Exploring 'San Lazaro' with writer/director/star Wincy Ong

- Ramon De Veyra -

MANILA, Philippines - The inimitable Wincy Ong wrote, directed, and starred in his first full-length film, San Lazaro, then went to film school. That’s just how he rolls.

This coming Wednesday, Oct. 5, at 7 p.m., the UP Film Institute will premiere Wincy Ong’s San Lazaro, its first non-festival screening. I was able to catch this strange little film while it showed out of competition at Cinemalaya, and made a note to talk to its writer/director/star, Wincy Ong, who has directed many a music video, and has successfully transferred his quirky persona into his latest venture. In the film, former schoolmates Limuel and Sigfried bring Limuel’s brother, who they believe is possessed, to an occult expert in the fictional town of San Lazaro. The comedy-horror also stars Nicco Manalo, Allan Forte, Bianca King, Julia Clarete, Earl Ignacio, and Ely Buendia.

Philippine Star: Give us the secret origin of San Lazaro. What made you think of the place as a setting?

Wincy Ong: San Lazaro is a fictional place that’s supposedly in Northern Luzon, a good distance that would be far but not too far from Manila. There are four or five real San Lazaros that you can see on GoogleMaps scattered all over the Philippines. While I was writing the screenplay, I sort of knew in the back of my head that the title of the movie would be San... Something, since most of the nondescript towns in the Philippines are named like that. I chanced upon San Lazaro, and it had a creepy musicality to it, good enough for a horror movie. Lazarus, the dead man come to life, is quite an eldritch concept if one thinks about it.

Upon writing the first draft, I wanted to make a fictional province so that there wouldn’t be any politics involved, like, say, a person in office complaining about the ill portrayal of their place. So the producers and I decided on making something entirely fictional. Funny thing is San Lazaro is actually a mix of Pampanga, Antipolo, Marikina, San Mateo, and the UP campus.

In my head, at least, San Lazaro is this town that’s a training ground for animistic warlocks. There’s a backstory there somewhere, but just like a lot of the scenes in the movie, we left the subtext for the audience to fill in.

What was the collaboration process like with Ramon Bautista? How about your other co-stars and guests?

Ramon and I wrote the outline in one session, then I just wrote the formal screenplay. It’s very easy to work with Ramon since he’s a writer himself. Some of the lines in the movie were improvised by him, and he even improvised lines for the other actors. The other co-stars who worked in the movie were friends that I happened to have worked with in the seven years I have been working after university. Bianca King is currently finishing Film Studies in CSB, and she’s very much a kindred spirit when it comes to horror movies. She’s a big Stephen King fan, just like me. Nicco Manalo is someone who I worked with for some cable channel plugs back when I was with ABS-CBN.

Ramon Bautista and Julia Clarete play husband and wife.
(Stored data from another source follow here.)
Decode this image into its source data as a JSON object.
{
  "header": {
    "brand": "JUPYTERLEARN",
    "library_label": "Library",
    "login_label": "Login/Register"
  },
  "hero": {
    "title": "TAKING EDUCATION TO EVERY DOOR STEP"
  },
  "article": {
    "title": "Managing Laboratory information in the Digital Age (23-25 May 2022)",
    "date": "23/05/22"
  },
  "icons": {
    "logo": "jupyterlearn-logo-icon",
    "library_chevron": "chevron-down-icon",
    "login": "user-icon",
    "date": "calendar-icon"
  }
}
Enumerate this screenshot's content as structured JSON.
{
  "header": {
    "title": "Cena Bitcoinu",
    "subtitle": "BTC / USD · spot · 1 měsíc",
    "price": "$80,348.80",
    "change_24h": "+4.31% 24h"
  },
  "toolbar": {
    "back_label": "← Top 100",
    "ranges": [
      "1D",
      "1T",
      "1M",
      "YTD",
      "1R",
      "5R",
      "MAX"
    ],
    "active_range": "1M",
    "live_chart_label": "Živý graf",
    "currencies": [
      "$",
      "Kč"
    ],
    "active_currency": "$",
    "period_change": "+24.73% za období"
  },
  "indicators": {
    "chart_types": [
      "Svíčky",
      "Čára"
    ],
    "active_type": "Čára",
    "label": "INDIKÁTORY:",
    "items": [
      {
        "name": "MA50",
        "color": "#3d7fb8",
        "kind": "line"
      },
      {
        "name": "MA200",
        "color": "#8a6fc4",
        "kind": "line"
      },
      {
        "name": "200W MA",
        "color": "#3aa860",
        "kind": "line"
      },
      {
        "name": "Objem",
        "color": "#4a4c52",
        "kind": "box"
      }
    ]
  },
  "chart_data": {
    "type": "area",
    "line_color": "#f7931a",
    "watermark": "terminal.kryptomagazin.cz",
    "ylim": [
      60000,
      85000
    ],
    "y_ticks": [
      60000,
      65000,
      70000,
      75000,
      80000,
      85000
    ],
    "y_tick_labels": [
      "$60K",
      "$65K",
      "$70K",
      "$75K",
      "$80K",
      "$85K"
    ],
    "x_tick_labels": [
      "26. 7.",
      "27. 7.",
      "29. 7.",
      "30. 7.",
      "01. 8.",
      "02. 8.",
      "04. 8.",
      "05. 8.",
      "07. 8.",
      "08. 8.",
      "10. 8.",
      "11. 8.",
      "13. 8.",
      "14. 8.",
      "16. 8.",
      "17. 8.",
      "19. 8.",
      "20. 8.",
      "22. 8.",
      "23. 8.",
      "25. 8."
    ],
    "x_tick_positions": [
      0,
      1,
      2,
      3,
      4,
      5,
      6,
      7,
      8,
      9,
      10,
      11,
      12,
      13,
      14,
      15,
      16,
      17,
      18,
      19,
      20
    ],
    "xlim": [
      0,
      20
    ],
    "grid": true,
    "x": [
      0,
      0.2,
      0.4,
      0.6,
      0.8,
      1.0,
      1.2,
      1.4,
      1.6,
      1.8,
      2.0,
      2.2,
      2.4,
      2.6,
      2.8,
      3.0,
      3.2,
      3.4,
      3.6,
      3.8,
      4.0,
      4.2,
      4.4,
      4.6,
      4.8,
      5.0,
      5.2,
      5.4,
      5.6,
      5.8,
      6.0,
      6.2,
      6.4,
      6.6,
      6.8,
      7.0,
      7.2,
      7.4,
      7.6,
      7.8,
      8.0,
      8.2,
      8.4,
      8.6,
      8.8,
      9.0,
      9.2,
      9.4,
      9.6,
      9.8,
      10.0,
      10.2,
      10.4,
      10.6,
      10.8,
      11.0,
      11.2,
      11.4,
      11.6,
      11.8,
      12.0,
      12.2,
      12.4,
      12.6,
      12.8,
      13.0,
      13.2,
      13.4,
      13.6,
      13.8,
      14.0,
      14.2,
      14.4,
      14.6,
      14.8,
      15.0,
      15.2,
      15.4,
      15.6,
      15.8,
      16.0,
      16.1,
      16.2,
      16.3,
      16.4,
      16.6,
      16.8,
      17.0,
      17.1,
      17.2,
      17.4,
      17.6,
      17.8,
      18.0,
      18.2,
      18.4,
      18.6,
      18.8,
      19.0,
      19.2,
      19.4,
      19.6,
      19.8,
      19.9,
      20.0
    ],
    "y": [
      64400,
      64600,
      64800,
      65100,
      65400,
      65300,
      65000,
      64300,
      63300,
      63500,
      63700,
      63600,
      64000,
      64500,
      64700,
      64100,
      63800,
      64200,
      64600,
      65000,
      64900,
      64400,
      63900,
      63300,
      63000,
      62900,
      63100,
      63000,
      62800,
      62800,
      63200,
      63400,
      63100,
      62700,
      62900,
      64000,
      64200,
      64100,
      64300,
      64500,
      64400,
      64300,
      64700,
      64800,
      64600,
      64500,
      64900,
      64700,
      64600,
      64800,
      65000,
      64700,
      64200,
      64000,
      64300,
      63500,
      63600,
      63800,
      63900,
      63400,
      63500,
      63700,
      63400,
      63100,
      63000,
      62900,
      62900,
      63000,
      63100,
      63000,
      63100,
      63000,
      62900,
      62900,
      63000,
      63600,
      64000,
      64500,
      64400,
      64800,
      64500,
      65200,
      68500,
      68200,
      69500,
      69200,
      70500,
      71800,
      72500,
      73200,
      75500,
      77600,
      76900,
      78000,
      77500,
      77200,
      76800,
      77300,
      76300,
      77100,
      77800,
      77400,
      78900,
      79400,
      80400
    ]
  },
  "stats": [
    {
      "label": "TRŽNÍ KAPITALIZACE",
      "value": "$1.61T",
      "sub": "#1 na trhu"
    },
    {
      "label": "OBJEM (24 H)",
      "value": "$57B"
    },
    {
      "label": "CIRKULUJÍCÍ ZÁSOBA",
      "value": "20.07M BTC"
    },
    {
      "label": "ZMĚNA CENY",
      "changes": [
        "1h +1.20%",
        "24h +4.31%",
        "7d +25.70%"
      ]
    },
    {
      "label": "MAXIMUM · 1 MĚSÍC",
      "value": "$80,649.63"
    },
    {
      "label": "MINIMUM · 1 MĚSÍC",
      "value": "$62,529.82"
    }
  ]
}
And the guy can just do anything you ask of him. Julia Clarete is a good friend, and she promised to help me whenever I make my own film. We worked together before on a rock ‘n roll film that unfortunately didn’t come to fruition. Earl Ignacio was someone I met through the TV show Rakista. And Ely Buendia, who I helped with in some of his personal film projects and music videos, was game to act for my movie. Everything was just so informal. Like a couple of friends doing community theater.

What goes into juggling the disparate jobs of writer/director/actor?

That was the fun part, really. Honestly, I’m kind of a one-man band when it comes to filmmaking. Being an introvert, I get dizzy when there are too many people on the set. There’s just so much effort exerted communicating your vision. Doing things by yourself is so liberating and relaxing. I get more stressed when I delegate. I like doing things by myself for the most part. Not that I’m not a team player, it’s just that I think multi-tasking will make things cheaper, faster, and more direct. Also, I wanted to approach the movie like I was writing a novel on Final Cut Pro. The problem with big movies is visions get watered down as the idea gets passed onto more and more hands. I wanted it to be personal, and I didn’t show the rough cuts to a lot of people as I was in the middle of it. I only showed it to the crew.

What difficulties did you encounter in writing/producing/shooting your first full-length feature?

Since I was funding the entire production myself, I knew from the get-go that I’d be losing money as the shooting days went on. We had to stop production every other month, so I could do AVPs or act in commercials or write jingles so as to bankroll the rest of the movie. That was really tough. There were days when I just wanted to lie down in bed and read comics all day and forget about the movie. But in the end, we did finish it, after less than a year. Our first shooting day was September 2010. We premiered August 2011. I guess the challenges were easily overcome because everyone had so much passion about the project.